Un jour avant que mon oncle Teigue soit tué par l’explosion de son fusil, il lui apparut dans la soirée, au crépuscule, dans le champ qui borde l’étang à l’endroit où, comme je vous l’ai dit, j’ai vu cette femme qui marchait sur les eaux. Mon oncle était en train de laver le canon de son fusil dans le lac. L’herbe est très basse dans ce coin et il n’y a pas de possibilité de cachette dans les environs immédiats. Il ignorait comment il était venu, mais, au moment où il l’aperçut, le chat se trouvait tout près de lui, dans la clarté incertaine du soir. Il tordait sa queue de colère et il avait une mauvaise lueur verte au fond des yeux. Mon oncle eut beau faire, il se mit à tourner autour de lui. Lorsqu’il parvint au verger, mon oncle le perdit de vue.
Ma pauvre tante Peg avait épousé un O’Brian du côté d’Oolah. Elle vint à Drumgunniol pour les funérailles d’un cousin qui était mort, à quelque chose comme un mille d’ici. Et elle mourut, la pauvre, un mois seulement après.

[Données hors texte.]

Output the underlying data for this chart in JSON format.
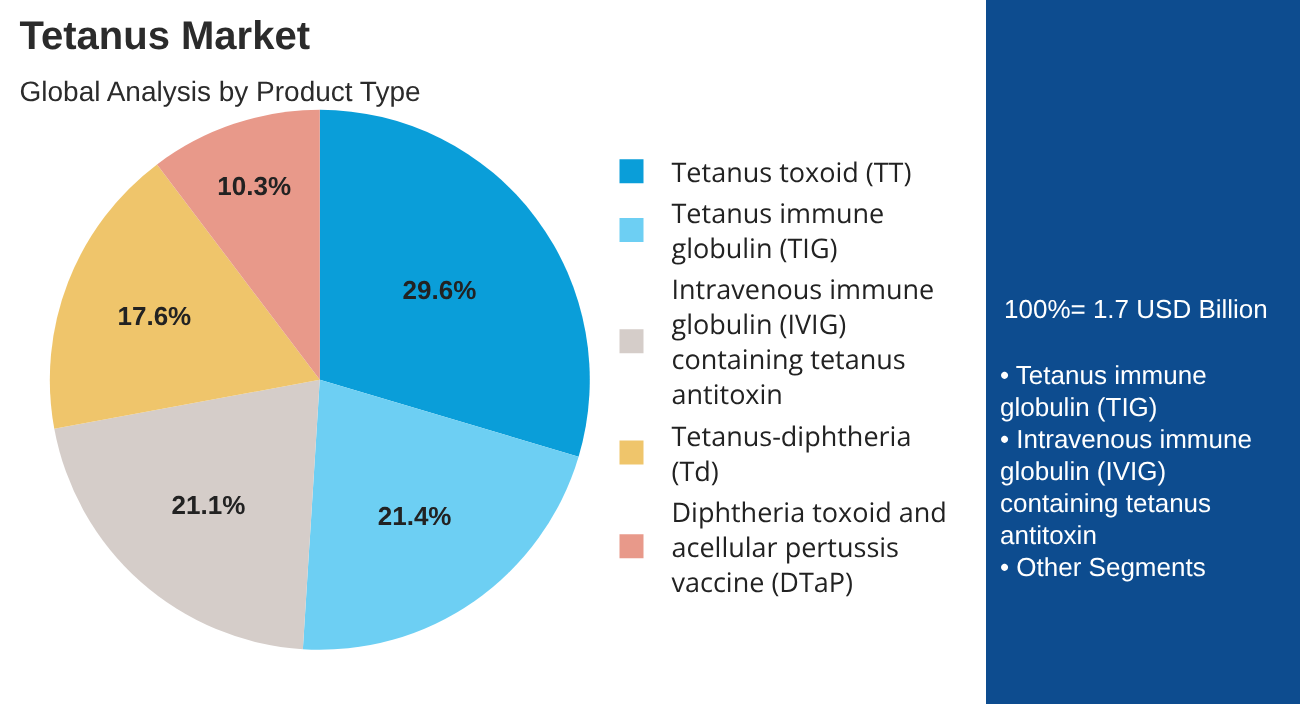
{
  "chart_data": {
    "type": "pie",
    "title": "Tetanus Market",
    "subtitle": "Global Analysis by Product Type",
    "categories": [
      "Tetanus toxoid (TT)",
      "Tetanus immune globulin (TIG)",
      "Intravenous immune globulin (IVIG) containing tetanus antitoxin",
      "Tetanus-diphtheria (Td)",
      "Diphtheria toxoid and acellular pertussis vaccine (DTaP)"
    ],
    "values": [
      29.6,
      21.4,
      21.1,
      17.6,
      10.3
    ],
    "colors": [
      "#0a9ed9",
      "#6dcff3",
      "#d5cdc9",
      "#efc56b",
      "#e8998a"
    ],
    "value_labels": [
      "29.6%",
      "21.4%",
      "21.1%",
      "17.6%",
      "10.3%"
    ],
    "legend": "right",
    "annotations": [
      "100%= 1.7 USD Billion",
      "• Tetanus immune globulin (TIG)",
      "• Intravenous immune globulin (IVIG) containing tetanus antitoxin",
      "• Other Segments"
    ]
  }
}
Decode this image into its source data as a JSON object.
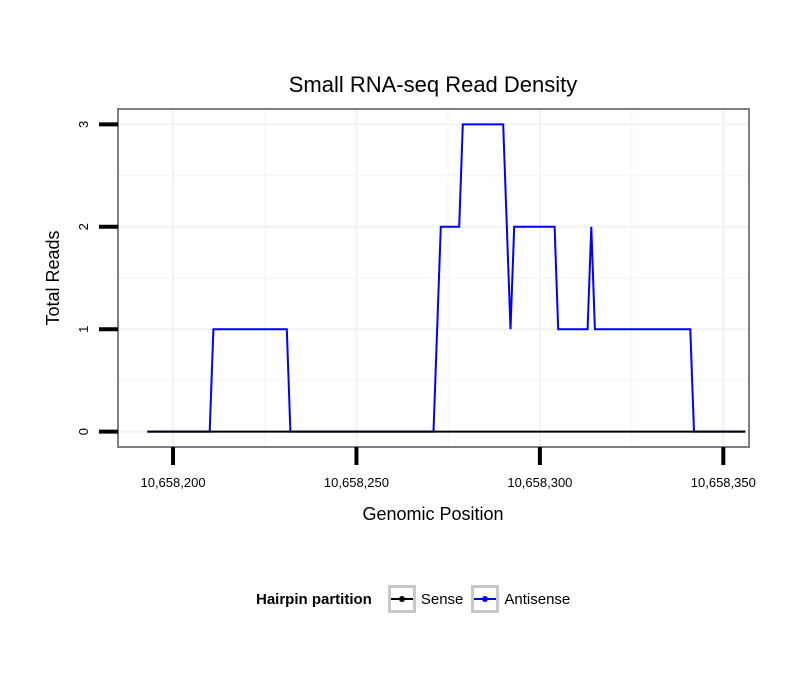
{
  "chart_data": {
    "type": "line",
    "title": "Small RNA-seq Read Density",
    "xlabel": "Genomic Position",
    "ylabel": "Total Reads",
    "xlim": [
      10658185,
      10658357
    ],
    "ylim": [
      -0.15,
      3.15
    ],
    "x_ticks": [
      10658200,
      10658250,
      10658300,
      10658350
    ],
    "x_tick_labels": [
      "10,658,200",
      "10,658,250",
      "10,658,300",
      "10,658,350"
    ],
    "y_ticks": [
      0,
      1,
      2,
      3
    ],
    "y_tick_labels": [
      "0",
      "1",
      "2",
      "3"
    ],
    "grid": true,
    "legend_position": "bottom",
    "legend_title": "Hairpin partition",
    "series": [
      {
        "name": "Sense",
        "color": "#000000",
        "points": [
          [
            10658193,
            0
          ],
          [
            10658356,
            0
          ]
        ]
      },
      {
        "name": "Antisense",
        "color": "#0000ff",
        "points": [
          [
            10658193,
            0
          ],
          [
            10658210,
            0
          ],
          [
            10658211,
            1
          ],
          [
            10658231,
            1
          ],
          [
            10658232,
            0
          ],
          [
            10658271,
            0
          ],
          [
            10658273,
            2
          ],
          [
            10658278,
            2
          ],
          [
            10658279,
            3
          ],
          [
            10658290,
            3
          ],
          [
            10658292,
            1
          ],
          [
            10658293,
            2
          ],
          [
            10658304,
            2
          ],
          [
            10658305,
            1
          ],
          [
            10658313,
            1
          ],
          [
            10658314,
            2
          ],
          [
            10658315,
            1
          ],
          [
            10658341,
            1
          ],
          [
            10658342,
            0
          ],
          [
            10658356,
            0
          ]
        ]
      }
    ]
  }
}
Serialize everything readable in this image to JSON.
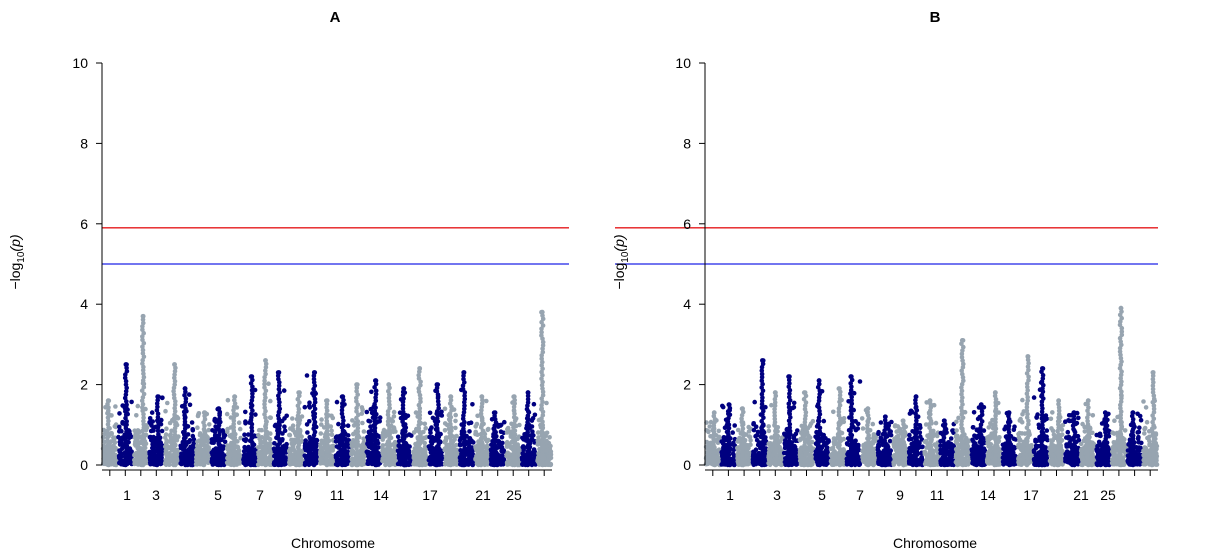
{
  "chart_data": [
    {
      "type": "scatter",
      "title": "A",
      "xlabel": "Chromosome",
      "ylabel_prefix": "−log",
      "ylabel_sub": "10",
      "ylabel_suffix": "(p)",
      "ylim": [
        0,
        10
      ],
      "yticks": [
        0,
        2,
        4,
        6,
        8,
        10
      ],
      "xtick_labels": [
        "1",
        "3",
        "5",
        "7",
        "9",
        "11",
        "14",
        "17",
        "21",
        "25"
      ],
      "chromosome_count": 29,
      "colors": {
        "odd": "#97a4b0",
        "even": "#000080",
        "genome_wide_line": "#e41a1c",
        "suggestive_line": "#1f23e8"
      },
      "thresholds": {
        "genome_wide": 5.9,
        "suggestive": 5.0
      },
      "chromosome_max_neglog10p": [
        1.6,
        2.5,
        3.7,
        1.7,
        2.5,
        1.9,
        1.3,
        1.4,
        1.7,
        2.2,
        2.6,
        2.3,
        1.8,
        2.3,
        1.6,
        1.7,
        2.0,
        2.1,
        2.0,
        1.9,
        2.4,
        2.0,
        1.7,
        2.3,
        1.7,
        1.3,
        1.7,
        1.8,
        3.8
      ]
    },
    {
      "type": "scatter",
      "title": "B",
      "xlabel": "Chromosome",
      "ylabel_prefix": "−log",
      "ylabel_sub": "10",
      "ylabel_suffix": "(p)",
      "ylim": [
        0,
        10
      ],
      "yticks": [
        0,
        2,
        4,
        6,
        8,
        10
      ],
      "xtick_labels": [
        "1",
        "3",
        "5",
        "7",
        "9",
        "11",
        "14",
        "17",
        "21",
        "25"
      ],
      "chromosome_count": 29,
      "colors": {
        "odd": "#97a4b0",
        "even": "#000080",
        "genome_wide_line": "#e41a1c",
        "suggestive_line": "#1f23e8"
      },
      "thresholds": {
        "genome_wide": 5.9,
        "suggestive": 5.0
      },
      "chromosome_max_neglog10p": [
        1.3,
        1.5,
        1.4,
        2.6,
        1.8,
        2.2,
        1.8,
        2.1,
        1.9,
        2.2,
        1.4,
        1.2,
        1.1,
        1.7,
        1.6,
        1.1,
        3.1,
        1.5,
        1.8,
        1.3,
        2.7,
        2.4,
        1.6,
        1.3,
        1.6,
        1.3,
        3.9,
        1.3,
        2.3
      ]
    }
  ]
}
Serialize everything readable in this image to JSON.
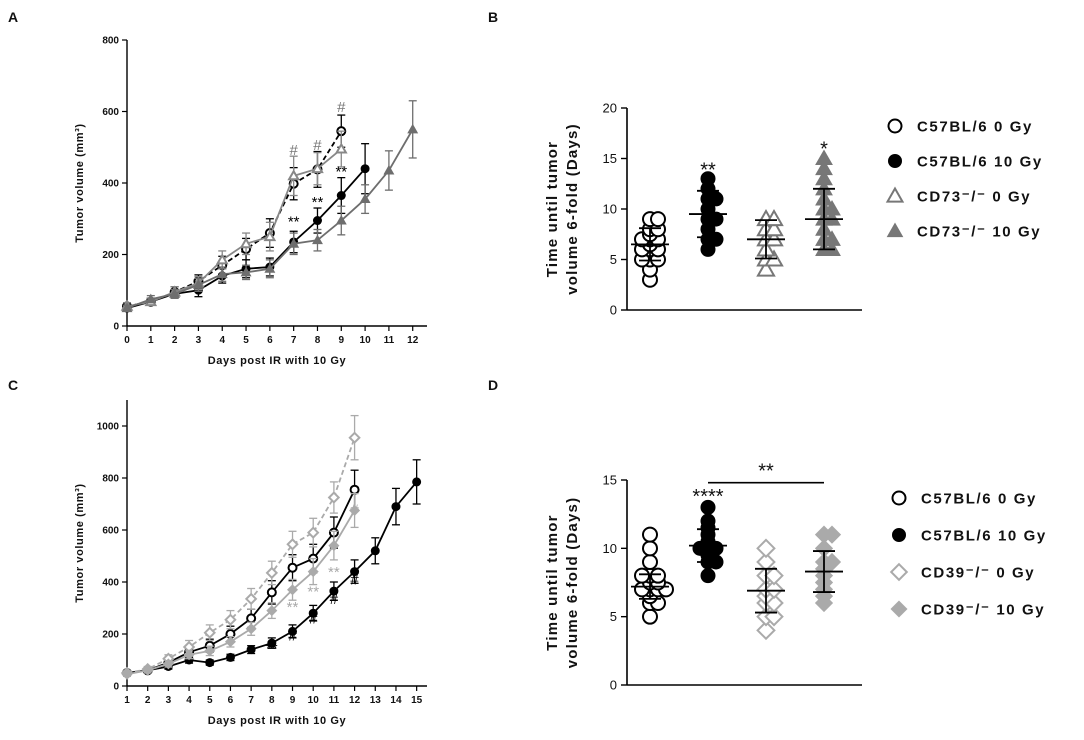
{
  "panels": {
    "a": {
      "label": "A"
    },
    "b": {
      "label": "B"
    },
    "c": {
      "label": "C"
    },
    "d": {
      "label": "D"
    }
  },
  "chart_data": [
    {
      "id": "A",
      "type": "line",
      "xlabel": "Days post IR with 10 Gy",
      "ylabel": "Tumor volume (mm³)",
      "xlim": [
        0,
        12.6
      ],
      "ylim": [
        0,
        800
      ],
      "xticks": [
        0,
        1,
        2,
        3,
        4,
        5,
        6,
        7,
        8,
        9,
        10,
        11,
        12
      ],
      "yticks": [
        0,
        200,
        400,
        600,
        800
      ],
      "series": [
        {
          "name": "C57BL/6 0 Gy",
          "style": "dashed-open-circle",
          "color": "#000000",
          "x": [
            0,
            1,
            2,
            3,
            4,
            5,
            6,
            7,
            8,
            9
          ],
          "y": [
            55,
            68,
            95,
            125,
            170,
            215,
            260,
            398,
            438,
            545
          ],
          "err": [
            10,
            10,
            15,
            18,
            25,
            30,
            40,
            45,
            50,
            45
          ]
        },
        {
          "name": "C57BL/6 10 Gy",
          "style": "solid-filled-circle",
          "color": "#000000",
          "x": [
            0,
            1,
            2,
            3,
            4,
            5,
            6,
            7,
            8,
            9,
            10
          ],
          "y": [
            50,
            68,
            90,
            100,
            140,
            160,
            165,
            235,
            295,
            365,
            440
          ],
          "err": [
            8,
            10,
            12,
            18,
            20,
            25,
            25,
            30,
            35,
            50,
            70
          ]
        },
        {
          "name": "CD73-/- 0 Gy",
          "style": "solid-open-triangle",
          "color": "#888888",
          "x": [
            0,
            1,
            2,
            3,
            4,
            5,
            6,
            7,
            8,
            9
          ],
          "y": [
            55,
            68,
            95,
            120,
            185,
            230,
            250,
            420,
            440,
            495
          ],
          "err": [
            10,
            10,
            15,
            18,
            25,
            30,
            40,
            55,
            45,
            50
          ]
        },
        {
          "name": "CD73-/- 10 Gy",
          "style": "solid-filled-triangle",
          "color": "#6e6e6e",
          "x": [
            0,
            1,
            2,
            3,
            4,
            5,
            6,
            7,
            8,
            9,
            10,
            11,
            12
          ],
          "y": [
            50,
            75,
            90,
            115,
            145,
            150,
            160,
            230,
            240,
            295,
            355,
            435,
            550
          ],
          "err": [
            8,
            10,
            12,
            18,
            20,
            20,
            25,
            30,
            30,
            40,
            40,
            55,
            80
          ]
        }
      ],
      "annotations": [
        {
          "text": "#",
          "x": 7,
          "y": 478,
          "color": "#777777"
        },
        {
          "text": "#",
          "x": 8,
          "y": 493,
          "color": "#777777"
        },
        {
          "text": "#",
          "x": 9,
          "y": 598,
          "color": "#777777"
        },
        {
          "text": "**",
          "x": 7,
          "y": 278,
          "color": "#000000"
        },
        {
          "text": "**",
          "x": 8,
          "y": 333,
          "color": "#000000"
        },
        {
          "text": "**",
          "x": 9,
          "y": 418,
          "color": "#000000"
        }
      ]
    },
    {
      "id": "B",
      "type": "scatter",
      "ylabel_line1": "Time until tumor",
      "ylabel_line2": "volume 6-fold (Days)",
      "ylim": [
        0,
        20
      ],
      "yticks": [
        0,
        5,
        10,
        15,
        20
      ],
      "groups": [
        {
          "name": "C57BL/6 0 Gy",
          "marker": "open-circle",
          "color": "#000000",
          "mean": 6.5,
          "sd": 1.6,
          "points": [
            3,
            4,
            5,
            5,
            5,
            6,
            6,
            6,
            6.5,
            7,
            7,
            7,
            7.5,
            8,
            8,
            9,
            9
          ]
        },
        {
          "name": "C57BL/6 10 Gy",
          "marker": "filled-circle",
          "color": "#000000",
          "mean": 9.5,
          "sd": 2.3,
          "points": [
            6,
            7,
            7,
            8,
            9,
            9,
            10,
            11,
            11,
            12,
            13
          ]
        },
        {
          "name": "CD73-/- 0 Gy",
          "marker": "open-triangle",
          "color": "#777777",
          "mean": 7.0,
          "sd": 1.9,
          "points": [
            4,
            5,
            5,
            6,
            7,
            7,
            8,
            8,
            9,
            9
          ]
        },
        {
          "name": "CD73-/- 10 Gy",
          "marker": "filled-triangle",
          "color": "#777777",
          "mean": 9.0,
          "sd": 3.0,
          "points": [
            6,
            6,
            7,
            7,
            8,
            9,
            9,
            10,
            10,
            11,
            12,
            13,
            14,
            15
          ]
        }
      ],
      "annotations": [
        {
          "text": "**",
          "group": 1,
          "y": 13.2
        },
        {
          "text": "*",
          "group": 3,
          "y": 15.3
        }
      ],
      "legend": [
        "C57BL/6 0 Gy",
        "C57BL/6 10 Gy",
        "CD73⁻/⁻ 0 Gy",
        "CD73⁻/⁻ 10 Gy"
      ]
    },
    {
      "id": "C",
      "type": "line",
      "xlabel": "Days post IR with 10 Gy",
      "ylabel": "Tumor volume (mm³)",
      "xlim": [
        1,
        15.5
      ],
      "ylim": [
        0,
        1100
      ],
      "xticks": [
        1,
        2,
        3,
        4,
        5,
        6,
        7,
        8,
        9,
        10,
        11,
        12,
        13,
        14,
        15
      ],
      "yticks": [
        0,
        200,
        400,
        600,
        800,
        1000
      ],
      "series": [
        {
          "name": "C57BL/6 0 Gy",
          "style": "solid-open-circle",
          "color": "#000000",
          "x": [
            1,
            2,
            3,
            4,
            5,
            6,
            7,
            8,
            9,
            10,
            11,
            12
          ],
          "y": [
            50,
            60,
            90,
            130,
            155,
            200,
            260,
            360,
            455,
            490,
            590,
            755
          ],
          "err": [
            8,
            10,
            12,
            20,
            25,
            30,
            35,
            45,
            50,
            55,
            60,
            75
          ]
        },
        {
          "name": "C57BL/6 10 Gy",
          "style": "solid-filled-circle",
          "color": "#000000",
          "x": [
            1,
            2,
            3,
            4,
            5,
            6,
            7,
            8,
            9,
            10,
            11,
            12,
            13,
            14,
            15
          ],
          "y": [
            50,
            60,
            75,
            100,
            90,
            110,
            140,
            165,
            210,
            280,
            365,
            440,
            520,
            690,
            785
          ],
          "err": [
            8,
            8,
            10,
            12,
            10,
            12,
            15,
            20,
            25,
            30,
            35,
            45,
            50,
            70,
            85
          ]
        },
        {
          "name": "CD39-/- 0 Gy",
          "style": "dashed-open-diamond",
          "color": "#aaaaaa",
          "x": [
            1,
            2,
            3,
            4,
            5,
            6,
            7,
            8,
            9,
            10,
            11,
            12
          ],
          "y": [
            50,
            65,
            105,
            150,
            205,
            255,
            335,
            435,
            545,
            590,
            725,
            955
          ],
          "err": [
            8,
            10,
            15,
            25,
            30,
            35,
            40,
            45,
            50,
            55,
            60,
            85
          ]
        },
        {
          "name": "CD39-/- 10 Gy",
          "style": "solid-filled-diamond",
          "color": "#aaaaaa",
          "x": [
            1,
            2,
            3,
            4,
            5,
            6,
            7,
            8,
            9,
            10,
            11,
            12
          ],
          "y": [
            45,
            60,
            85,
            120,
            135,
            170,
            220,
            290,
            370,
            440,
            540,
            675
          ],
          "err": [
            8,
            10,
            12,
            15,
            18,
            20,
            25,
            30,
            40,
            50,
            55,
            65
          ]
        }
      ],
      "annotations": [
        {
          "text": "**",
          "x": 8,
          "y": 125,
          "color": "#000000"
        },
        {
          "text": "**",
          "x": 9,
          "y": 285,
          "color": "#aaaaaa"
        },
        {
          "text": "#",
          "x": 9,
          "y": 175,
          "color": "#000000"
        },
        {
          "text": "**",
          "x": 10,
          "y": 345,
          "color": "#aaaaaa"
        },
        {
          "text": "#",
          "x": 10,
          "y": 240,
          "color": "#000000"
        },
        {
          "text": "**",
          "x": 11,
          "y": 420,
          "color": "#aaaaaa"
        },
        {
          "text": "#",
          "x": 11,
          "y": 315,
          "color": "#000000"
        },
        {
          "text": "#",
          "x": 12,
          "y": 660,
          "color": "#aaaaaa"
        },
        {
          "text": "#",
          "x": 12,
          "y": 390,
          "color": "#000000"
        }
      ]
    },
    {
      "id": "D",
      "type": "scatter",
      "ylabel_line1": "Time until tumor",
      "ylabel_line2": "volume 6-fold (Days)",
      "ylim": [
        0,
        15
      ],
      "yticks": [
        0,
        5,
        10,
        15
      ],
      "groups": [
        {
          "name": "C57BL/6 0 Gy",
          "marker": "open-circle",
          "color": "#000000",
          "mean": 7.2,
          "sd": 0.9,
          "points": [
            5,
            6,
            6,
            6.5,
            7,
            7,
            7,
            7,
            7.5,
            7.5,
            8,
            8,
            8,
            9,
            10,
            11
          ]
        },
        {
          "name": "C57BL/6 10 Gy",
          "marker": "filled-circle",
          "color": "#000000",
          "mean": 10.2,
          "sd": 1.2,
          "points": [
            8,
            9,
            9,
            9.5,
            10,
            10,
            10,
            10.5,
            11,
            11.5,
            12,
            13
          ]
        },
        {
          "name": "CD39-/- 0 Gy",
          "marker": "open-diamond",
          "color": "#aaaaaa",
          "mean": 6.9,
          "sd": 1.6,
          "points": [
            4,
            5,
            5,
            6,
            6,
            6.5,
            7,
            7,
            8,
            8,
            9,
            10
          ]
        },
        {
          "name": "CD39-/- 10 Gy",
          "marker": "filled-diamond",
          "color": "#aaaaaa",
          "mean": 8.3,
          "sd": 1.5,
          "points": [
            6,
            6.5,
            7,
            7.5,
            8,
            8.5,
            9,
            9,
            10,
            11,
            11
          ]
        }
      ],
      "annotations": [
        {
          "text": "****",
          "group": 1,
          "y": 13.3
        }
      ],
      "bracket": {
        "from_group": 1,
        "to_group": 3,
        "y": 14.8,
        "text": "**"
      },
      "legend": [
        "C57BL/6 0 Gy",
        "C57BL/6 10 Gy",
        "CD39⁻/⁻ 0 Gy",
        "CD39⁻/⁻ 10 Gy"
      ]
    }
  ]
}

Il devait être environ deux ou trois heures du matin et elle revenait de la veillée funèbre. Comme elle passait l’échalas pour se rendre à la ferme de Drumgunniol, elle vit à côté d’elle, le Chat Blanc, tout près. Elle manqua s’évanouir tout le long du chemin qu’elle dut parcourir pour atteindre la porte. Arrivé à cet endroit, l’animal fit un bond dans l’aubépine qui pousse là et disparut.
Mon petit frère Jim l’a vu de même, seulement trois semaines avant de mourir. Ainsi, chaque membre de notre famille qui trépasse ou qui contracte le mal de mort, ici, à Drumgunniol, est certain de voir le Chat Blanc et nul ne saurait plus espérer vivre bien longtemps lorsqu’il l’a aperçu.